Vank'ın Çocukları adlı son film ise gerek müzik gerekse estetik açıdan belgesel bir filmin sınırlarını çok büyük oranda aşmış diyebiliriz. Mavi ve turuncu ağırlıklı pastel renkler belgesele doğu masalı tadı verirken, gerek İzmir gerekse Dersim'de çekilen doğa manzaraları, köprüler, köprülerin konuşma metinleriyle ilişkisi, konuşmacıların yüz ifadeleri, ağıtlar, müzik, Ermenice, İngilizce olarak ekrana yansıyan kısa dipnotlar, yine Hay Way Zaman´da olduğu gibi konuşan eller... Mesela Zeynep'in sevgiyle okşayarak tuttuğu annesinin kırık parmaklı eli, annesinin geriye kalan sağlam parmaklarıyla çektiği tespih taneleri… Kadriye'nin teyzesiyle buluşturamadığı annesinin mezarı başında yaktığı ağıt… Yıkık manastırdan arta kalan taşlar, o taşların üzerinde yakılan mumlar... Kısaca filmin her sahnesi aşırı duygu yoğunluğu içerisinde çekilmiş diyebiliriz. Bu aşırı duygu yoğunluğu elbette onlarca yıldan beri yaşanan soykırım korkusunun yarattığı travmanın bugüne yansıması şeklinde değerlendirilebilir.

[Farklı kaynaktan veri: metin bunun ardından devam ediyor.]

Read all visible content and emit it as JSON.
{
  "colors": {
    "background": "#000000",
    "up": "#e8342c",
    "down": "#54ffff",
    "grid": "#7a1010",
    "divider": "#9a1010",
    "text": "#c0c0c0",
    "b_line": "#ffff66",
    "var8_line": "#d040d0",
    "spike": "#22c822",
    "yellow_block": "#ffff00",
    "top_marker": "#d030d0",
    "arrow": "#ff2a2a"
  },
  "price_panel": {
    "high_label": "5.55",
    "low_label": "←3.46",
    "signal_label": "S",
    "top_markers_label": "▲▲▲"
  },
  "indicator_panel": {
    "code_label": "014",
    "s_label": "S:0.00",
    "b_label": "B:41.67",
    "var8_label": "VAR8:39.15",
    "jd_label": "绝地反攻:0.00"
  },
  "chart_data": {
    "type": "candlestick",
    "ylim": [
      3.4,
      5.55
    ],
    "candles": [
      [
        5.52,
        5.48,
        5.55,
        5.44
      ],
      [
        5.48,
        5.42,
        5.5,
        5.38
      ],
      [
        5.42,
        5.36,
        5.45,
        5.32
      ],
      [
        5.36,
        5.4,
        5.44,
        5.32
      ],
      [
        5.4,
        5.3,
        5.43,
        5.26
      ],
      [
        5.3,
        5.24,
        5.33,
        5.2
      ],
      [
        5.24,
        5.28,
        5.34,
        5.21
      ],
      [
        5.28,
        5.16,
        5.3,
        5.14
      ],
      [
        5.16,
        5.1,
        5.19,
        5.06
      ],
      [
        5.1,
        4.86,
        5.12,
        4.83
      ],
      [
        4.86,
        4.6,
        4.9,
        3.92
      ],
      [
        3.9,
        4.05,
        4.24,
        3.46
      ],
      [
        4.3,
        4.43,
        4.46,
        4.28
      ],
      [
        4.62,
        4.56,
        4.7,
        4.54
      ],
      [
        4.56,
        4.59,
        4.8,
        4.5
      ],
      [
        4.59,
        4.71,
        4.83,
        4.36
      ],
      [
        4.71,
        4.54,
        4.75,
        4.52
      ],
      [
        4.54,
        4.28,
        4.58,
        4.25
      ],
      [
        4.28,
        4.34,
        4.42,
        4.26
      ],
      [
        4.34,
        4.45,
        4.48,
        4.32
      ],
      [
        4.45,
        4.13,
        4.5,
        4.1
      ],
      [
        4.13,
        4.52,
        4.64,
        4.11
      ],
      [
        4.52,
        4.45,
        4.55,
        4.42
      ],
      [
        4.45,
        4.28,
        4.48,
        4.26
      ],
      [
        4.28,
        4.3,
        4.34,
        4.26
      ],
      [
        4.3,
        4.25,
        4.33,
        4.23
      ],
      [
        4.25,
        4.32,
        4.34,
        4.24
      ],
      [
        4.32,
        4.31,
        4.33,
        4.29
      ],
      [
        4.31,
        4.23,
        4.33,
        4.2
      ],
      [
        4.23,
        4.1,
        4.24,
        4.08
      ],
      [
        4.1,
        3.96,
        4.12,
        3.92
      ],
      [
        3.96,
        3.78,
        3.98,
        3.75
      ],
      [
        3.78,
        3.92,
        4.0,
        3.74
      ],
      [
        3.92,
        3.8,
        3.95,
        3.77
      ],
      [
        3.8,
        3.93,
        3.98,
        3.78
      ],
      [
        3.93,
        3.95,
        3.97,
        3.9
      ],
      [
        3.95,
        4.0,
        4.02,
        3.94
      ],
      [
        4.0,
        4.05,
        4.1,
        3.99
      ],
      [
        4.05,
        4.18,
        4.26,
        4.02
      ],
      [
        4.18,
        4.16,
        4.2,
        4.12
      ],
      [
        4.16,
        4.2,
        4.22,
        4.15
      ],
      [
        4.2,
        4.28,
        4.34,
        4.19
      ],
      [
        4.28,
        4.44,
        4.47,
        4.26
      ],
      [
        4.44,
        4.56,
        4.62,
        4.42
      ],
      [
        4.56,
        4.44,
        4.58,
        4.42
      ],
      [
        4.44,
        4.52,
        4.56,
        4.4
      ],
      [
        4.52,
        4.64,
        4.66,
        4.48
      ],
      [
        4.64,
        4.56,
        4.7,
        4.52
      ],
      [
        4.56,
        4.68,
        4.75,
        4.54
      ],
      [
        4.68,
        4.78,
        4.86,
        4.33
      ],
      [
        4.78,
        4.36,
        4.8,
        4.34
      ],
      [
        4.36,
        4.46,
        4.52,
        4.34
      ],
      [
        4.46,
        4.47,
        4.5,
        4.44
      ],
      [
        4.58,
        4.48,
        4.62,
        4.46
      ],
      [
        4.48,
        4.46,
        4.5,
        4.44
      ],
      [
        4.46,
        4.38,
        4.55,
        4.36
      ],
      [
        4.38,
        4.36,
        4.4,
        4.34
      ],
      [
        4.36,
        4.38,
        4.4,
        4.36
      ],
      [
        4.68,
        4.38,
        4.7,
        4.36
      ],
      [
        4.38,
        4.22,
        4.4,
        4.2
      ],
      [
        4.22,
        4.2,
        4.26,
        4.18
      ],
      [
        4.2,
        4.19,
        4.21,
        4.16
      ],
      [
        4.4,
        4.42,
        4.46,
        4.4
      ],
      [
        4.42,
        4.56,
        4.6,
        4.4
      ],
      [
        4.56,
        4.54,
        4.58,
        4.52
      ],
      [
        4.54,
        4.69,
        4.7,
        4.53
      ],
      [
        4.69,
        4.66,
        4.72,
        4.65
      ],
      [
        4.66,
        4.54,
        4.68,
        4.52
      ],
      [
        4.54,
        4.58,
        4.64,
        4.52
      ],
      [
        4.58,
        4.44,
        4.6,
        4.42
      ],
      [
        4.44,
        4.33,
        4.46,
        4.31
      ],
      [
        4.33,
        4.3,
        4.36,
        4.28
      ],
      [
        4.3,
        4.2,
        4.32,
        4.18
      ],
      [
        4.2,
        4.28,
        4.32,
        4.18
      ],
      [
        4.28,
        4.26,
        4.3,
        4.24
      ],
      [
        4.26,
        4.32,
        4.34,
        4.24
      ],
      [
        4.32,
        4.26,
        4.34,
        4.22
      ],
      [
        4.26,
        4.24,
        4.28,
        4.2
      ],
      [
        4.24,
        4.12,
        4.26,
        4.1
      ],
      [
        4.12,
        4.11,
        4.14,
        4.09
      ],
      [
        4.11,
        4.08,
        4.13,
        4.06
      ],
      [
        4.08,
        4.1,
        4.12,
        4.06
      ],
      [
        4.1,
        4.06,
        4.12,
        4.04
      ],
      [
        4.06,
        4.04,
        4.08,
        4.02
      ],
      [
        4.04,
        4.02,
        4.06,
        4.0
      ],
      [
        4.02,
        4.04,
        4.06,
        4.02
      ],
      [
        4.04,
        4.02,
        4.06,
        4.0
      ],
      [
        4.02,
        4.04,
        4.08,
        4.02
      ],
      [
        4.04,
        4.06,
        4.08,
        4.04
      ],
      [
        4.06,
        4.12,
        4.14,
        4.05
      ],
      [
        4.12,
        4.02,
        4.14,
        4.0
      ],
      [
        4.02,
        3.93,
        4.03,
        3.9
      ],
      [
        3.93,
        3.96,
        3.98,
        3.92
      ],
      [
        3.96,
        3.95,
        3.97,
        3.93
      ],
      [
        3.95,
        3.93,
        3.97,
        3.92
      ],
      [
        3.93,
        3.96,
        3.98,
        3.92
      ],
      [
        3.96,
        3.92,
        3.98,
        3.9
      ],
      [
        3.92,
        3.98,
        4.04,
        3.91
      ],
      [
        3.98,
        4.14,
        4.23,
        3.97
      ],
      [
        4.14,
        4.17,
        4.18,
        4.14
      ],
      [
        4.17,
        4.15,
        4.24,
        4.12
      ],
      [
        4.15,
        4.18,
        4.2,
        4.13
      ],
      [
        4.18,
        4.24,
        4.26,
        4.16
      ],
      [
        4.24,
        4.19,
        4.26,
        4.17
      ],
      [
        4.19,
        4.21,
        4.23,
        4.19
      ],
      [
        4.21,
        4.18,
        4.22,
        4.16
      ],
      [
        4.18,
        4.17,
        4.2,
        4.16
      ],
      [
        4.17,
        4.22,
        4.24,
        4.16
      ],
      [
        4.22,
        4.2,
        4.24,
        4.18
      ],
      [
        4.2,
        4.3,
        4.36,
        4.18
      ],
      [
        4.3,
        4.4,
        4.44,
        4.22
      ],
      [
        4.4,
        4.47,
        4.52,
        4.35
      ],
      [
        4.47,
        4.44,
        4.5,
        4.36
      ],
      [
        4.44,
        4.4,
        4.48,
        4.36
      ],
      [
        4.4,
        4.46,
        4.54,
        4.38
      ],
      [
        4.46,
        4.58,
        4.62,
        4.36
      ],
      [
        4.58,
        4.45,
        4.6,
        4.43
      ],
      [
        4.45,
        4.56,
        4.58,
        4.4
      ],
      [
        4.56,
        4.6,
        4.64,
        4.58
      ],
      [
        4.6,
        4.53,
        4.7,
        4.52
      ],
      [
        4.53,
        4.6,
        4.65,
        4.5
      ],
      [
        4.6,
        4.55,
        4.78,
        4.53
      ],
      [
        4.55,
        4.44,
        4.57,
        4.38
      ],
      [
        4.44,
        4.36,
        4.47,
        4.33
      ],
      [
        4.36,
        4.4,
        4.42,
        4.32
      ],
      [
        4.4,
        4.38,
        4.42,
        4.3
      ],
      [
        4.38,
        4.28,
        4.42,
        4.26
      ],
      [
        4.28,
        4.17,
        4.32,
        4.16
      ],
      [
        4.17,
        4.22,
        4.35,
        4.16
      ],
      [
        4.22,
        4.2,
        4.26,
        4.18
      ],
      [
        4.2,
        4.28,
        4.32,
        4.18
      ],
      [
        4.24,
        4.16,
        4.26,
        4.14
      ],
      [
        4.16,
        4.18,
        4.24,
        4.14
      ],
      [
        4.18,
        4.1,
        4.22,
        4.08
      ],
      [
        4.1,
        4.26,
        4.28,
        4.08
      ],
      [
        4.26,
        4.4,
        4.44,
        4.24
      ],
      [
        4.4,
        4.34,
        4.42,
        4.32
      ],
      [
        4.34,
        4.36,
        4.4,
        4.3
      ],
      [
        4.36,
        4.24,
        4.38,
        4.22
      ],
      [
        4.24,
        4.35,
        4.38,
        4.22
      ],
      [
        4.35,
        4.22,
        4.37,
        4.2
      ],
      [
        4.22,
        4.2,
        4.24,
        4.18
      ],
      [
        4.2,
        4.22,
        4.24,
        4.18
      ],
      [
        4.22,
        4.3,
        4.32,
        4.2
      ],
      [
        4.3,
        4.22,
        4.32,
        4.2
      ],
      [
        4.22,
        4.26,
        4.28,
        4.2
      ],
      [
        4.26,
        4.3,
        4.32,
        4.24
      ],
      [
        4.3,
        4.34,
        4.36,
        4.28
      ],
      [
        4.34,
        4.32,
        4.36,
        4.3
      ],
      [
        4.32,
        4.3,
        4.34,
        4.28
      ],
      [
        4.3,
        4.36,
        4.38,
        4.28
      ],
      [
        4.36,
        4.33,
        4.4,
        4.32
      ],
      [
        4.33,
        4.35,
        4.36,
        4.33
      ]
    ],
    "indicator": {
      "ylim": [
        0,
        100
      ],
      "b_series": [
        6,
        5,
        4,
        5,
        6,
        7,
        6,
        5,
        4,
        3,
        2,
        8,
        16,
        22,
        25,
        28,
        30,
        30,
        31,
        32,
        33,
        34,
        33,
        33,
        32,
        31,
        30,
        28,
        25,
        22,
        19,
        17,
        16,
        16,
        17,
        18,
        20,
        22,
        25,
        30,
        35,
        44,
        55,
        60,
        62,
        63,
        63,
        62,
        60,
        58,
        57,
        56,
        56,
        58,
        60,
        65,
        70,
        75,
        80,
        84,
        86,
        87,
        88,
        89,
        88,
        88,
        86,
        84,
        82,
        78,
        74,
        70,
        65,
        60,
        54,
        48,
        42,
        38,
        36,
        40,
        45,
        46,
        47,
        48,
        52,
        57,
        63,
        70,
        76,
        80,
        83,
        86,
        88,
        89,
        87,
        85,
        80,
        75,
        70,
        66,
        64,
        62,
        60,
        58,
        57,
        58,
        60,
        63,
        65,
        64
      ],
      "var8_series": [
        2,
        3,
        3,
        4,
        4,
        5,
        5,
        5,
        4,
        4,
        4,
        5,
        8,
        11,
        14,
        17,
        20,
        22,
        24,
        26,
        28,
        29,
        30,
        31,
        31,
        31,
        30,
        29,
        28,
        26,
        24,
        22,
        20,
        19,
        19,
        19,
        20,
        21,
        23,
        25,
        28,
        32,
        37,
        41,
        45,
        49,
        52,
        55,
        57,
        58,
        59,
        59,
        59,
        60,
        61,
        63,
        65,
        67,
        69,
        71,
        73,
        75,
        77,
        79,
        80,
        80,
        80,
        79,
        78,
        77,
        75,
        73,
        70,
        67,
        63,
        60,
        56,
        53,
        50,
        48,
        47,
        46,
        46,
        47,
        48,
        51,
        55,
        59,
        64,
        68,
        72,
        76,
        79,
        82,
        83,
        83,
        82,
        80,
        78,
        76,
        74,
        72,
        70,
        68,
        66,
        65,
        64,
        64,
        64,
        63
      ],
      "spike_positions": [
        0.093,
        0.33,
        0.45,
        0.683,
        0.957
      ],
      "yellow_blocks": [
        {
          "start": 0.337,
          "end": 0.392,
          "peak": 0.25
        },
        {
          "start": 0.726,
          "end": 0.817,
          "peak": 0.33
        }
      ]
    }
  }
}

Tabi bu travmaya karşı, kutuplaşmanın had safhalara çıktığı, tarafların keskinleştiği, tarafsız kalanların “hayatta kalabilmek için” tarafını güçlüden yana belirlediği şu günlerde yapilabilecek en iyi şey, kin ve öfkeye kapılmadan, ciddi bir iş disipliniyle tarihbilimsel çalışmalar yapmak ve tarihte yaşananlarla günümüzde yaşananlar arasındaki doğal bağlantıyı analiz edebilmektir. Bu çalışma tarzının disiplinlerarası etkileşimle olması da büyük bir ihtiyaç olarak karşımızda duruyor.
Bu yüzden sözlü tarih çalışmasının son derece başarılı örnekleri olan bu tarzdaki belgesellerin desteklenmesi, geliştirilmesi, herkesin izleyebileceği yerlerde gösterilmesi gerektiğini düşünüyorum. Nesnellik toplumsal barışın sağlanması için de büyük bir öneme sahip, hatta gelişen alternatif tarih yazımının en önemli şartlarından biri olarak karşımızda duruyor.